The Seven Basic Plots - Christopher Booker [214]
When she saw that it was not that I would not speak but that, dumbstruck, I could not, she gently laid her hand on my breast and said "It is nothing serious, only a touch of amnesia that he is suffering, the common touch of deluded minds. He has forgotten for a while who he is, but he will soon remember, once he has recognised me..."
The clouds of my grief dissolved and I drank in the light'.
Boethius meets Sophia, the Spirit of Wisdom, in De Consolatione Philosophiae
Again and again in the storytelling of the world we meet two mysterious and haunting figures. They are not like any of the other characters we see constantly reappearing around the hero and heroine in stories. When either or both these figures appear, it is not so much to take a direct part in the action as to play a kind of guiding role from the wings. They may appear at critical moments to offer advice. They may intervene when things are going wrong, to bring the hero or heroine back to the right path. They can give vital help. Their chief concern is that the goal should be reached. One is male, the other female. They often appear in some way together, or in alliance. These are the archetypal figures identified by Jung, from his experience of seeing them emerging to the human imagination in myths, folk tales, dreams and paintings all over the world, as the Wise Old Man and the Anima.

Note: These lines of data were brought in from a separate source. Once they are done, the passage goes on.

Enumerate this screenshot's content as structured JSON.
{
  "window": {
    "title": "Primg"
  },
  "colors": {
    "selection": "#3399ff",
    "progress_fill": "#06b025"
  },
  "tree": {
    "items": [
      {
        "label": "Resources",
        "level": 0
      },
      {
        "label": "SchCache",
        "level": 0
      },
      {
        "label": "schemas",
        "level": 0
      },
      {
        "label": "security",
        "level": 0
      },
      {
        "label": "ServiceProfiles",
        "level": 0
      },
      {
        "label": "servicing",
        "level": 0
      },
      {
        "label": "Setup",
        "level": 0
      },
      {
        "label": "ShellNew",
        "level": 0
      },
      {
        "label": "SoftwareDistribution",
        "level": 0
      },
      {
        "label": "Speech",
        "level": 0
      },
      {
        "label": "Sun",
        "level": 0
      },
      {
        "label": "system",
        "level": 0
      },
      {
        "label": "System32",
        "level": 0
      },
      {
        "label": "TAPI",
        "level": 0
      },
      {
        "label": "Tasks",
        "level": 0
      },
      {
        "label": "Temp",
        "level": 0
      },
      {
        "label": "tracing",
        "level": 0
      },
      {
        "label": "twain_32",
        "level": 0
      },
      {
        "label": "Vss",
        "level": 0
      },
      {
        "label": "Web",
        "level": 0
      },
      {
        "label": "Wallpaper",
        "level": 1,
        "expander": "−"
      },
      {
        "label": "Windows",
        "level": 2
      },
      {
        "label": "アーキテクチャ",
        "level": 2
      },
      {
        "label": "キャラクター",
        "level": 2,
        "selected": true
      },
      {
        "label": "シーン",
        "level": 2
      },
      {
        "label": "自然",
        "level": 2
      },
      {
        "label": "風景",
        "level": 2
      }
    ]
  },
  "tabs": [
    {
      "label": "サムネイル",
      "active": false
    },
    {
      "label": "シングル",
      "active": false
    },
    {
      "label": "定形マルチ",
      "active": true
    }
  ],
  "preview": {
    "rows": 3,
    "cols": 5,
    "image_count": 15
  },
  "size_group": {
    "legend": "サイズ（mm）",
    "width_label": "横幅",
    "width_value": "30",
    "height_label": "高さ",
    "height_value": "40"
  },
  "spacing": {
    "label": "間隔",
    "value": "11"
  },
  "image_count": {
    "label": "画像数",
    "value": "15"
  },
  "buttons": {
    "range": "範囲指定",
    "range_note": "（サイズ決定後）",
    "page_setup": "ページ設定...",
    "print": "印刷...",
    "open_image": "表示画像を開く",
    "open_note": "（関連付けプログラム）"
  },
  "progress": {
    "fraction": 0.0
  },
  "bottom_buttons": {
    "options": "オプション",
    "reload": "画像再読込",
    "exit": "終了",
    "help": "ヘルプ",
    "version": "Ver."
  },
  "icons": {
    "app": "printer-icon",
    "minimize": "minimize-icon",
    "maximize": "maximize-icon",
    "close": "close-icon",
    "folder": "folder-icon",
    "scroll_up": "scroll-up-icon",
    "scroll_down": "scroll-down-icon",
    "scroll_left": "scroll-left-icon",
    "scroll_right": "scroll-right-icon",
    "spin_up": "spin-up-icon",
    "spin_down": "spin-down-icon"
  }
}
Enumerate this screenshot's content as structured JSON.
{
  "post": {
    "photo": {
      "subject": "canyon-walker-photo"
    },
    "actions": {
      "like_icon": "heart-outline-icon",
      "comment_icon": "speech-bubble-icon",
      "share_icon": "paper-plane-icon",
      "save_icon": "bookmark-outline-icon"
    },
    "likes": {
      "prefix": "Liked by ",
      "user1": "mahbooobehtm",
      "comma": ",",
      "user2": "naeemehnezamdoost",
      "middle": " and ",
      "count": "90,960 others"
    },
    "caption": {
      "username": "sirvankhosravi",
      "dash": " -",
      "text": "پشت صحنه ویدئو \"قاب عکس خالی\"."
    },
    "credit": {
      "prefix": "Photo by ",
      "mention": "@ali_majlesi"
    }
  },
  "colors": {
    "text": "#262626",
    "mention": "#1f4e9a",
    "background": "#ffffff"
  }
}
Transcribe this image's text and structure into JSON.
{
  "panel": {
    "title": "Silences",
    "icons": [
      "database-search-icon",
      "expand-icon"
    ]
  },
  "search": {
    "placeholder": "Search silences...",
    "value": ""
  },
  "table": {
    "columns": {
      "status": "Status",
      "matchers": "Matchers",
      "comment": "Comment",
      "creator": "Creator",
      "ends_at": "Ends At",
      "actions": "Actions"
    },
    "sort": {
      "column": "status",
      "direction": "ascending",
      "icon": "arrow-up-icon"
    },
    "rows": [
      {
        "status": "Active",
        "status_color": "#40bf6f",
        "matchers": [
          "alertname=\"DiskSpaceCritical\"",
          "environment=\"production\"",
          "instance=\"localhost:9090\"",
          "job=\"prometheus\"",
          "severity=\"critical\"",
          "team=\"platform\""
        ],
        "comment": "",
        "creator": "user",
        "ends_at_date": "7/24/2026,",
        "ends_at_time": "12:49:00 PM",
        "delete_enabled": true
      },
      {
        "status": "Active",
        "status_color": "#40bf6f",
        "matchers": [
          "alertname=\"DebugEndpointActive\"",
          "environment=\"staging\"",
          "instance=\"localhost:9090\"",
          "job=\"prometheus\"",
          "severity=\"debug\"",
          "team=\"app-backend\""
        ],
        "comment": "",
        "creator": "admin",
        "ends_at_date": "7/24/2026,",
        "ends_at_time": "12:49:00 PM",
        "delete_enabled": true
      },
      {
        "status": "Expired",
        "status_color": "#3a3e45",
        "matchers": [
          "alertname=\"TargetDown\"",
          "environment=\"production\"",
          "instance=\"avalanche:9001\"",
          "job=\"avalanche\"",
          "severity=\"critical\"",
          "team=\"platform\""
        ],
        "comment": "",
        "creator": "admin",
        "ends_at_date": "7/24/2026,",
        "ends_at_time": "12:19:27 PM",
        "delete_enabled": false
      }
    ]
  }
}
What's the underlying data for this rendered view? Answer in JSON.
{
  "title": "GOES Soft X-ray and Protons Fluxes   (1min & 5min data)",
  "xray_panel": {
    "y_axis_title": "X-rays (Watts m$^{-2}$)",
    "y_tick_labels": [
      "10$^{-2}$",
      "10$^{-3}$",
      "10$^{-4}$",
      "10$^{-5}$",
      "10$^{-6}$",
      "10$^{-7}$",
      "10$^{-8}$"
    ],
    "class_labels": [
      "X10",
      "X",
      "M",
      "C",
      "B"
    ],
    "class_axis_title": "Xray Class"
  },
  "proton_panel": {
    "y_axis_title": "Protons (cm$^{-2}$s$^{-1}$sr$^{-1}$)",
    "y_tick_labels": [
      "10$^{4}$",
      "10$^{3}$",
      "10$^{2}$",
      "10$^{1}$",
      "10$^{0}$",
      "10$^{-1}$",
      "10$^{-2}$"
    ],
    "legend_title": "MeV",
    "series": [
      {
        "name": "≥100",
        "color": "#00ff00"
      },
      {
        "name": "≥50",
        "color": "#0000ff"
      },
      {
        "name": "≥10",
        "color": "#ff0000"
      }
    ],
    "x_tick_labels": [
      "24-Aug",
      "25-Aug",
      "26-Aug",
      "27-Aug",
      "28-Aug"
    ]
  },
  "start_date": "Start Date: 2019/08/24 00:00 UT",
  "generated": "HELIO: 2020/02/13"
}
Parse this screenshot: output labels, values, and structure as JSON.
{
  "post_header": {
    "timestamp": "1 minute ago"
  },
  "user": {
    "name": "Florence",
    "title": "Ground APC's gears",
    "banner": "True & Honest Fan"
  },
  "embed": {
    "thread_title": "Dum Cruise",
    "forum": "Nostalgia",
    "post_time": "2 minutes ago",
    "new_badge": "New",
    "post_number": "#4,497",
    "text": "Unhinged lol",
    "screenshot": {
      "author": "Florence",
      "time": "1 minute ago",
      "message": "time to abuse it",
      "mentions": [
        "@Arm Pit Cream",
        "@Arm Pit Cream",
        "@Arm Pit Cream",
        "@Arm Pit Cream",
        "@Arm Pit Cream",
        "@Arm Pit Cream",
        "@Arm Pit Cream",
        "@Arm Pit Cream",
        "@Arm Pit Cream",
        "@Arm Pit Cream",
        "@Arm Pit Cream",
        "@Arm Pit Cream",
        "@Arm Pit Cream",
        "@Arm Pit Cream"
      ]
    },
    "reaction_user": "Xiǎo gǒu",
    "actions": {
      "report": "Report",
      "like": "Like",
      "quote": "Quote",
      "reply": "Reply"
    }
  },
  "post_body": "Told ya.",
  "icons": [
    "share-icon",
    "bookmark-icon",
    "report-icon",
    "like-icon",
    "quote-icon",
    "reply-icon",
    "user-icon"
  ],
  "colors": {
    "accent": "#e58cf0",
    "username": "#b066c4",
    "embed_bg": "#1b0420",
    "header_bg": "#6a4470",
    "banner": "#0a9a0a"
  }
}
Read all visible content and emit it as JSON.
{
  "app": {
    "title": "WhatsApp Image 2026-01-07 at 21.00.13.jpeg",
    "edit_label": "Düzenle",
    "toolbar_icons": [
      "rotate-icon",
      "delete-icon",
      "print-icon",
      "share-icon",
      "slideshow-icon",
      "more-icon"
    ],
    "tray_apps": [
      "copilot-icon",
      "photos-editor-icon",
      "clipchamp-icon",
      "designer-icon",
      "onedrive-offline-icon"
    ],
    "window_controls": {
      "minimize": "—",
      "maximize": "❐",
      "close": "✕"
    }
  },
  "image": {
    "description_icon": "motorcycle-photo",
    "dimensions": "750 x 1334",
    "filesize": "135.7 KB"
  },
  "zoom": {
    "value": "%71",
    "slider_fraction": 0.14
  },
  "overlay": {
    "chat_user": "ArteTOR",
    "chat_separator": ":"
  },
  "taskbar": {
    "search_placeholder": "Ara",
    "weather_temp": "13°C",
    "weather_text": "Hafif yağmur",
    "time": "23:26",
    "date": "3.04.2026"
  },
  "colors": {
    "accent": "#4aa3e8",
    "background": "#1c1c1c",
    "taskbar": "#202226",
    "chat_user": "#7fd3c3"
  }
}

We have already glimpsed the Wise Old Man a good many times in the course of this book. He appears as Teiresias in the Odyssey, as Anchises in the Aeneid, as Prospero in The Tempest and as the Duke in Measure for Measure, as Platon the old peasant whose wisdom transforms Pierre's life in War and Peace, as Hans Sachs in Die Meistersinger, as the magistrate Porfiry in Crime and Punishment, as Father Tikhon in The Possessed, as Merlin in the Arthurian legends, as Obi Wan-Kenobi in Star Wars. In the next chapter we shall see him as Gandalf in The Lord of the Rings, as Professor Dumbledore, the headmaster of Harry Potter's Hogwarts, as Sarastro in The Magic Flute. He may even not be human in his appearance, as when he appears as Aslan the lion in C. S. Lewis's Narnia books, as Rafiki the monkey in The Lion King, or as Mantis in Bushman folklore. But the essence of the Wise Old Man is always the same: he is a male figure who represents a state of complete maturity. He is someone who has travelled the full road of personal inner development (he may not even be particularly old, although he is certainly not young). In fact, although outwardly a man, he represents the masculine and the feminine in human nature in perfect balance. He is strong, autonomous and authoritative. There is no doubt about his masculinity. But he also, to a marked degree, embodies the inner feminine qualities of protective feeling for others and intuitive understanding, the ability to see whole. The most usual physical attributes he is given (apart, often, from an imposing beard as a mark of his age and authority) are his keenly penetrating eyes. The word `wise' comes from the same root as `vision'. It means the depth and breadth of that inner vision which transcends the distortions and wishful thinking of consciousness centred only on the ego, and is able, from long experience, to see things and people for what they really are. The Wise Old Man has a more or less supernatural aura because he is somehow connected to the mysterious totality of life, beyond superficial or transitory appearances. He can see into the past and the future because he rises above the confines of the immediate present and knows the hidden rules of growth and decay which govern the outward transformation of things. He is in touch with some dimension of ultimate reality which transcends time and the physical world altogether.